While running 50+ miles a week, my husband and I decided it would be a good time to remodel the kitchen. Ourselves. My advice to others thinking of doing the same thing: Don’t. We saved a lot of money and the kitchen turned out beautiful and is definitely one-of-a-kind, but it was also the most stressful thing I’ve done in years. Being slightly OCD, having huge boxes scattered throughout the house, having to constantly make decisions (which drawer pulls, which tiles, which paint color…), and never knowing where to find the kitchen utensils was very anxiety-inducing. I just wanted it over with, but the project stretched from December through the end of April. Sam McNamee will be doing some home improvements, I can guarantee you.
As if that wasn’t enough going on, in the middle of it all our beloved dog Arrow suddenly started yelping in pain if you touched anywhere near her head. We were perplexed. We couldn’t pinpoint the source of her discomfort. Maybe it was a cervical misalignment, a bad shoulder, an ear infection? Multiple trips to the vet gave no answer. This went on for almost three weeks. And then she began to run a low-grade fever intermittently. But more concerning was the fact that her eyesight was compromised. Another trip to the local vet, one to the emergency clinic that night, again to the local vet, and then we did the first of many hour drives to Ohio State. Several antibiotics, X-rays, multiple blood panels, a spinal tap, and an MRI later revealed that she had Meningioencephalitis. In laymen’s terms, an infection had spread to her brain where a pocket of inflammation was pressing on her optic nerve.

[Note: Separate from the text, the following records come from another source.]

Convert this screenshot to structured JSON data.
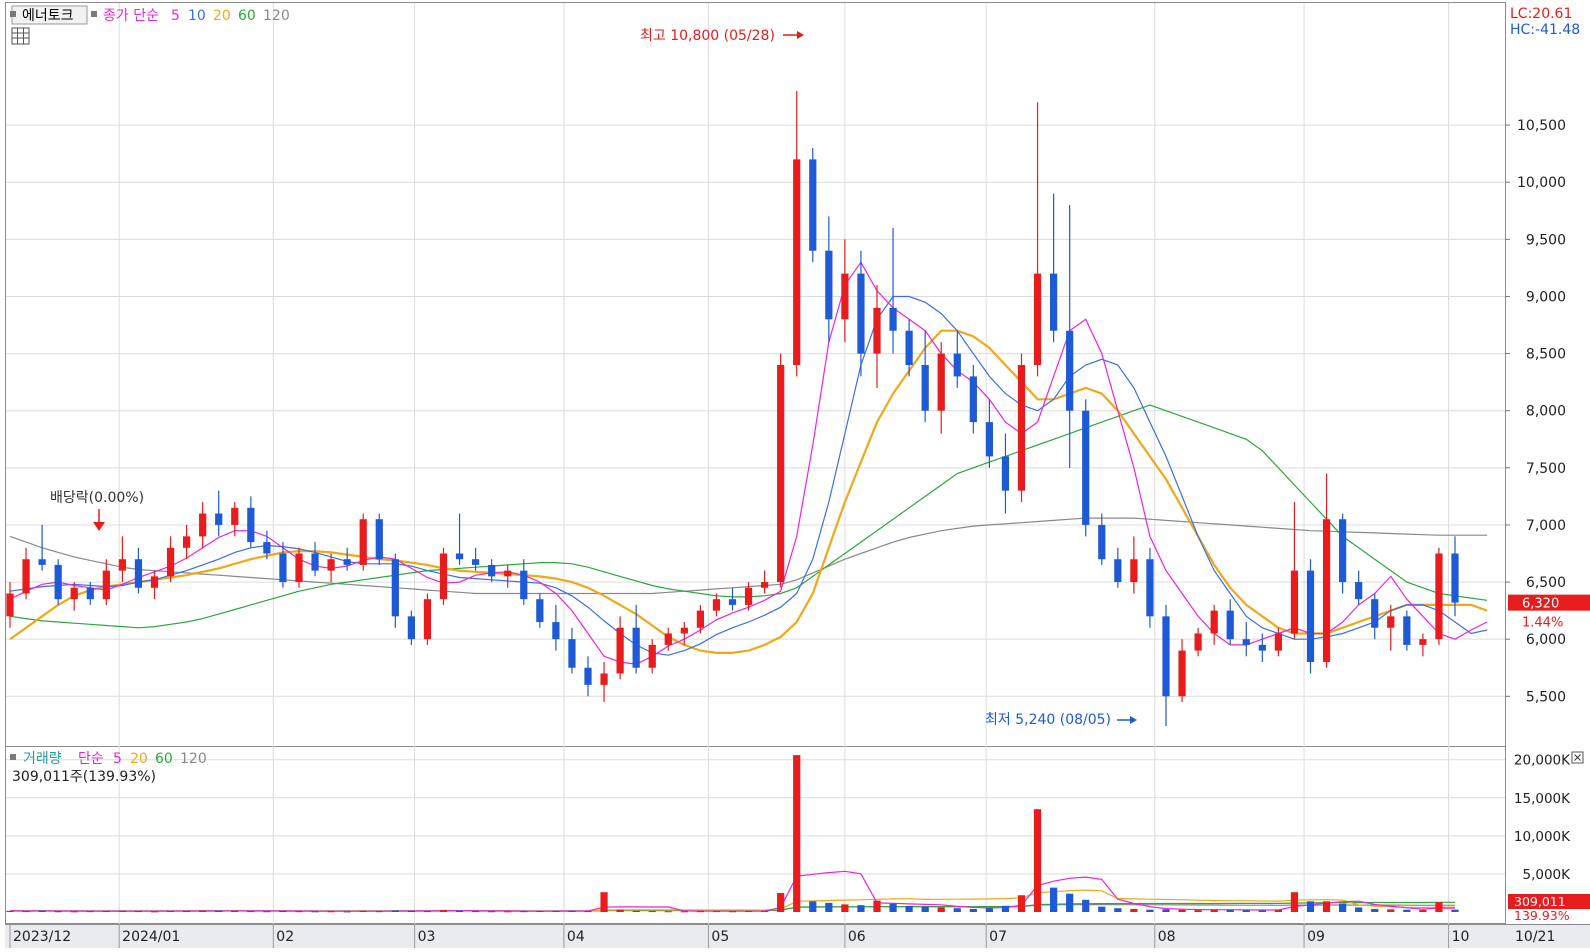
{
  "toolbar": {
    "stock_name": "에너토크",
    "price_ma_label": "종가 단순",
    "price_ma_periods": [
      "5",
      "10",
      "20",
      "60",
      "120"
    ],
    "volume_label": "거래량",
    "volume_ma_label": "단순",
    "volume_ma_periods": [
      "5",
      "20",
      "60",
      "120"
    ]
  },
  "indicators": {
    "lc": "LC:20.61",
    "hc": "HC:-41.48"
  },
  "colors": {
    "up": "#e81c1c",
    "down": "#1f5ad6",
    "ma5": "#ee22dd",
    "ma10": "#3b6ee8",
    "ma20": "#f0a818",
    "ma60": "#2aa83c",
    "ma120": "#8a8888"
  },
  "annotations": {
    "high": "최고 10,800 (05/28)",
    "low": "최저 5,240 (08/05)",
    "dividend": "배당락(0.00%)"
  },
  "last_price": {
    "price": "6,320",
    "change": "1.44%"
  },
  "volume_info": {
    "text": "309,011주(139.93%)",
    "last_volume": "309,011",
    "ratio": "139.93%"
  },
  "chart_data": {
    "type": "candlestick",
    "y_ticks": [
      "10,500",
      "10,000",
      "9,500",
      "9,000",
      "8,500",
      "8,000",
      "7,500",
      "7,000",
      "6,500",
      "6,000",
      "5,500"
    ],
    "volume_ticks": [
      "20,000K",
      "15,000K",
      "10,000K",
      "5,000K"
    ],
    "x_ticks": [
      "2023/12",
      "2024/01",
      "02",
      "03",
      "04",
      "05",
      "06",
      "07",
      "08",
      "09",
      "10"
    ],
    "x_end_label": "10/21",
    "ylim": [
      5100,
      11350
    ],
    "volume_ylim": [
      0,
      21800
    ],
    "grid": true,
    "series": [
      {
        "name": "종가",
        "ohlc": [
          [
            6200,
            6500,
            6100,
            6400
          ],
          [
            6400,
            6800,
            6350,
            6700
          ],
          [
            6700,
            7000,
            6600,
            6650
          ],
          [
            6650,
            6700,
            6300,
            6350
          ],
          [
            6350,
            6500,
            6250,
            6450
          ],
          [
            6450,
            6500,
            6300,
            6350
          ],
          [
            6350,
            6700,
            6300,
            6600
          ],
          [
            6600,
            6900,
            6500,
            6700
          ],
          [
            6700,
            6800,
            6400,
            6450
          ],
          [
            6450,
            6600,
            6350,
            6550
          ],
          [
            6550,
            6900,
            6500,
            6800
          ],
          [
            6800,
            7000,
            6700,
            6900
          ],
          [
            6900,
            7200,
            6800,
            7100
          ],
          [
            7100,
            7300,
            6900,
            7000
          ],
          [
            7000,
            7200,
            6900,
            7150
          ],
          [
            7150,
            7250,
            6800,
            6850
          ],
          [
            6850,
            6950,
            6700,
            6750
          ],
          [
            6750,
            6850,
            6450,
            6500
          ],
          [
            6500,
            6800,
            6450,
            6750
          ],
          [
            6750,
            6850,
            6550,
            6600
          ],
          [
            6600,
            6750,
            6500,
            6700
          ],
          [
            6700,
            6800,
            6600,
            6650
          ],
          [
            6650,
            7100,
            6600,
            7050
          ],
          [
            7050,
            7100,
            6650,
            6700
          ],
          [
            6700,
            6750,
            6100,
            6200
          ],
          [
            6200,
            6250,
            5950,
            6000
          ],
          [
            6000,
            6400,
            5950,
            6350
          ],
          [
            6350,
            6800,
            6300,
            6750
          ],
          [
            6750,
            7100,
            6650,
            6700
          ],
          [
            6700,
            6800,
            6600,
            6650
          ],
          [
            6650,
            6700,
            6500,
            6550
          ],
          [
            6550,
            6650,
            6450,
            6600
          ],
          [
            6600,
            6700,
            6300,
            6350
          ],
          [
            6350,
            6400,
            6100,
            6150
          ],
          [
            6150,
            6300,
            5900,
            6000
          ],
          [
            6000,
            6100,
            5700,
            5750
          ],
          [
            5750,
            5850,
            5500,
            5600
          ],
          [
            5600,
            5800,
            5450,
            5700
          ],
          [
            5700,
            6200,
            5650,
            6100
          ],
          [
            6100,
            6300,
            5700,
            5750
          ],
          [
            5750,
            6000,
            5700,
            5950
          ],
          [
            5950,
            6100,
            5900,
            6050
          ],
          [
            6050,
            6150,
            5950,
            6100
          ],
          [
            6100,
            6300,
            6050,
            6250
          ],
          [
            6250,
            6400,
            6200,
            6350
          ],
          [
            6350,
            6450,
            6250,
            6300
          ],
          [
            6300,
            6500,
            6250,
            6450
          ],
          [
            6450,
            6600,
            6400,
            6500
          ],
          [
            6500,
            8500,
            6450,
            8400
          ],
          [
            8400,
            10800,
            8300,
            10200
          ],
          [
            10200,
            10300,
            9300,
            9400
          ],
          [
            9400,
            9700,
            8600,
            8800
          ],
          [
            8800,
            9500,
            8600,
            9200
          ],
          [
            9200,
            9400,
            8300,
            8500
          ],
          [
            8500,
            9100,
            8200,
            8900
          ],
          [
            8900,
            9600,
            8500,
            8700
          ],
          [
            8700,
            8800,
            8300,
            8400
          ],
          [
            8400,
            8700,
            7900,
            8000
          ],
          [
            8000,
            8600,
            7800,
            8500
          ],
          [
            8500,
            8700,
            8200,
            8300
          ],
          [
            8300,
            8400,
            7800,
            7900
          ],
          [
            7900,
            8100,
            7500,
            7600
          ],
          [
            7600,
            7800,
            7100,
            7300
          ],
          [
            7300,
            8500,
            7200,
            8400
          ],
          [
            8400,
            10700,
            8300,
            9200
          ],
          [
            9200,
            9900,
            8600,
            8700
          ],
          [
            8700,
            9800,
            7500,
            8000
          ],
          [
            8000,
            8100,
            6900,
            7000
          ],
          [
            7000,
            7100,
            6650,
            6700
          ],
          [
            6700,
            6800,
            6450,
            6500
          ],
          [
            6500,
            6900,
            6400,
            6700
          ],
          [
            6700,
            6800,
            6100,
            6200
          ],
          [
            6200,
            6300,
            5240,
            5500
          ],
          [
            5500,
            6000,
            5450,
            5900
          ],
          [
            5900,
            6100,
            5850,
            6050
          ],
          [
            6050,
            6300,
            5950,
            6250
          ],
          [
            6250,
            6350,
            5950,
            6000
          ],
          [
            6000,
            6150,
            5850,
            5950
          ],
          [
            5950,
            6050,
            5800,
            5900
          ],
          [
            5900,
            6100,
            5850,
            6050
          ],
          [
            6050,
            7200,
            6000,
            6600
          ],
          [
            6600,
            6700,
            5700,
            5800
          ],
          [
            5800,
            7450,
            5750,
            7050
          ],
          [
            7050,
            7100,
            6400,
            6500
          ],
          [
            6500,
            6600,
            6300,
            6350
          ],
          [
            6350,
            6400,
            6000,
            6100
          ],
          [
            6100,
            6300,
            5900,
            6200
          ],
          [
            6200,
            6250,
            5900,
            5950
          ],
          [
            5950,
            6050,
            5850,
            6000
          ],
          [
            6000,
            6800,
            5950,
            6750
          ],
          [
            6750,
            6900,
            6200,
            6320
          ]
        ]
      },
      {
        "name": "거래량",
        "volume": [
          150,
          120,
          180,
          100,
          90,
          110,
          140,
          160,
          120,
          90,
          130,
          150,
          200,
          180,
          160,
          120,
          100,
          140,
          110,
          90,
          100,
          80,
          150,
          110,
          220,
          150,
          120,
          260,
          180,
          120,
          100,
          90,
          110,
          130,
          150,
          160,
          120,
          2600,
          300,
          140,
          120,
          100,
          90,
          110,
          120,
          100,
          130,
          150,
          2500,
          20600,
          1400,
          1200,
          1000,
          900,
          1500,
          1100,
          800,
          700,
          600,
          500,
          400,
          500,
          800,
          2200,
          13500,
          3200,
          2400,
          1600,
          700,
          500,
          400,
          300,
          350,
          300,
          250,
          300,
          280,
          250,
          220,
          260,
          2600,
          1400,
          1400,
          1100,
          600,
          400,
          350,
          300,
          280,
          1300,
          309
        ]
      }
    ],
    "moving_averages": {
      "ma5": [
        6350,
        6420,
        6480,
        6500,
        6470,
        6450,
        6430,
        6480,
        6540,
        6590,
        6640,
        6710,
        6800,
        6890,
        6950,
        6950,
        6900,
        6800,
        6700,
        6640,
        6620,
        6640,
        6690,
        6720,
        6700,
        6620,
        6540,
        6490,
        6500,
        6560,
        6580,
        6590,
        6560,
        6500,
        6400,
        6250,
        6050,
        5850,
        5800,
        5780,
        5850,
        5940,
        6000,
        6080,
        6170,
        6230,
        6280,
        6340,
        6420,
        6900,
        7700,
        8600,
        9100,
        9300,
        9050,
        8900,
        8800,
        8700,
        8500,
        8350,
        8250,
        8100,
        7900,
        7800,
        7900,
        8300,
        8700,
        8800,
        8500,
        8000,
        7500,
        6900,
        6600,
        6400,
        6200,
        6050,
        5950,
        5950,
        6000,
        6050,
        6100,
        6050,
        6050,
        6150,
        6300,
        6400,
        6550,
        6350,
        6200,
        6050,
        6000,
        6080,
        6150
      ],
      "ma10": [
        6420,
        6440,
        6460,
        6470,
        6480,
        6470,
        6460,
        6470,
        6500,
        6520,
        6560,
        6600,
        6650,
        6700,
        6760,
        6800,
        6820,
        6810,
        6790,
        6760,
        6720,
        6680,
        6660,
        6660,
        6660,
        6640,
        6600,
        6570,
        6540,
        6530,
        6520,
        6510,
        6500,
        6490,
        6450,
        6380,
        6280,
        6160,
        6050,
        5950,
        5880,
        5860,
        5900,
        5960,
        6040,
        6100,
        6150,
        6210,
        6280,
        6400,
        6700,
        7200,
        7800,
        8400,
        8800,
        9000,
        9000,
        8950,
        8850,
        8700,
        8500,
        8300,
        8150,
        8050,
        8000,
        8100,
        8300,
        8400,
        8450,
        8400,
        8200,
        7900,
        7600,
        7250,
        6900,
        6600,
        6400,
        6200,
        6100,
        6050,
        6000,
        6000,
        6020,
        6050,
        6100,
        6150,
        6250,
        6300,
        6300,
        6250,
        6150,
        6050,
        6080
      ],
      "ma20": [
        6000,
        6100,
        6200,
        6300,
        6380,
        6430,
        6460,
        6480,
        6500,
        6520,
        6540,
        6560,
        6590,
        6620,
        6660,
        6700,
        6730,
        6760,
        6770,
        6770,
        6760,
        6740,
        6720,
        6700,
        6690,
        6670,
        6650,
        6620,
        6600,
        6590,
        6580,
        6570,
        6560,
        6550,
        6530,
        6500,
        6450,
        6380,
        6300,
        6220,
        6120,
        6020,
        5950,
        5900,
        5880,
        5880,
        5900,
        5950,
        6020,
        6150,
        6400,
        6800,
        7200,
        7550,
        7900,
        8150,
        8350,
        8550,
        8700,
        8700,
        8650,
        8550,
        8400,
        8250,
        8100,
        8100,
        8150,
        8200,
        8150,
        8000,
        7800,
        7600,
        7400,
        7150,
        6900,
        6650,
        6450,
        6300,
        6200,
        6100,
        6050,
        6050,
        6050,
        6100,
        6150,
        6200,
        6250,
        6300,
        6300,
        6300,
        6300,
        6300,
        6250
      ],
      "ma60": [
        6200,
        6180,
        6160,
        6150,
        6140,
        6130,
        6120,
        6110,
        6100,
        6110,
        6130,
        6150,
        6180,
        6220,
        6260,
        6300,
        6340,
        6380,
        6420,
        6450,
        6480,
        6500,
        6520,
        6540,
        6560,
        6580,
        6600,
        6610,
        6620,
        6630,
        6640,
        6650,
        6660,
        6670,
        6670,
        6660,
        6630,
        6590,
        6550,
        6510,
        6470,
        6440,
        6420,
        6400,
        6380,
        6370,
        6370,
        6380,
        6400,
        6450,
        6550,
        6650,
        6750,
        6850,
        6950,
        7050,
        7150,
        7250,
        7350,
        7450,
        7500,
        7550,
        7600,
        7650,
        7700,
        7750,
        7800,
        7850,
        7900,
        7950,
        8000,
        8050,
        8000,
        7950,
        7900,
        7850,
        7800,
        7750,
        7650,
        7500,
        7350,
        7200,
        7050,
        6900,
        6800,
        6700,
        6600,
        6500,
        6450,
        6400,
        6380,
        6360,
        6340
      ],
      "ma120": [
        6900,
        6850,
        6800,
        6760,
        6720,
        6690,
        6660,
        6630,
        6610,
        6600,
        6590,
        6580,
        6570,
        6560,
        6550,
        6540,
        6530,
        6520,
        6510,
        6500,
        6490,
        6480,
        6470,
        6460,
        6450,
        6440,
        6430,
        6420,
        6410,
        6400,
        6400,
        6400,
        6400,
        6400,
        6400,
        6400,
        6400,
        6400,
        6400,
        6400,
        6400,
        6410,
        6420,
        6430,
        6440,
        6450,
        6460,
        6470,
        6480,
        6520,
        6580,
        6640,
        6700,
        6750,
        6800,
        6850,
        6890,
        6920,
        6950,
        6970,
        6990,
        7000,
        7010,
        7020,
        7030,
        7040,
        7050,
        7060,
        7060,
        7060,
        7060,
        7050,
        7040,
        7030,
        7020,
        7010,
        7000,
        6990,
        6980,
        6970,
        6960,
        6950,
        6945,
        6940,
        6935,
        6930,
        6925,
        6920,
        6915,
        6910,
        6910,
        6910,
        6910
      ]
    }
  }
}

By that point, she was completely blind. Despite treatment with corticosteroids, her sight never returned. Thankfully, she didn’t suffer any other neurological effects and is otherwise healthy, but her days of sailing over agility jumps, zipping through weave poles, and shining in the obedience ring are over with. She still loves walks, still carries her toys, but she doesn’t play with the other dogs like she used to. She can’t. She still gets excited when we come home, still gives hugs, and is still the Fun Police when the other dogs get rowdy. She may not see us anymore, but she sees with her heart.
I lost count of how many times we took Arrow to the vet. I don’t want to think of how much it cost. I’ve stopped beating myself up for not being more assertive about her treatment. But I don’t for a second regret all that we did do for her. We still have her. That’s enough. And if it meant my next book not getting out sooner, I would still pay that price a hundred times over.
Through all the craziness, there has been a bright spot. Her name is Snap. A new puppy we flew up from Texas. She’s a firecracker. She’s naughty. She LOVES everybody – and she’s sure that everybody loves her.
The kitchen is done, the marathon’s over with, Arrow is still with us, the new puppy is getting trained … and amazingly, the next book, Say Something, is two-thirds the way done. Still, I need to slow down. I’ve been telling myself that for years.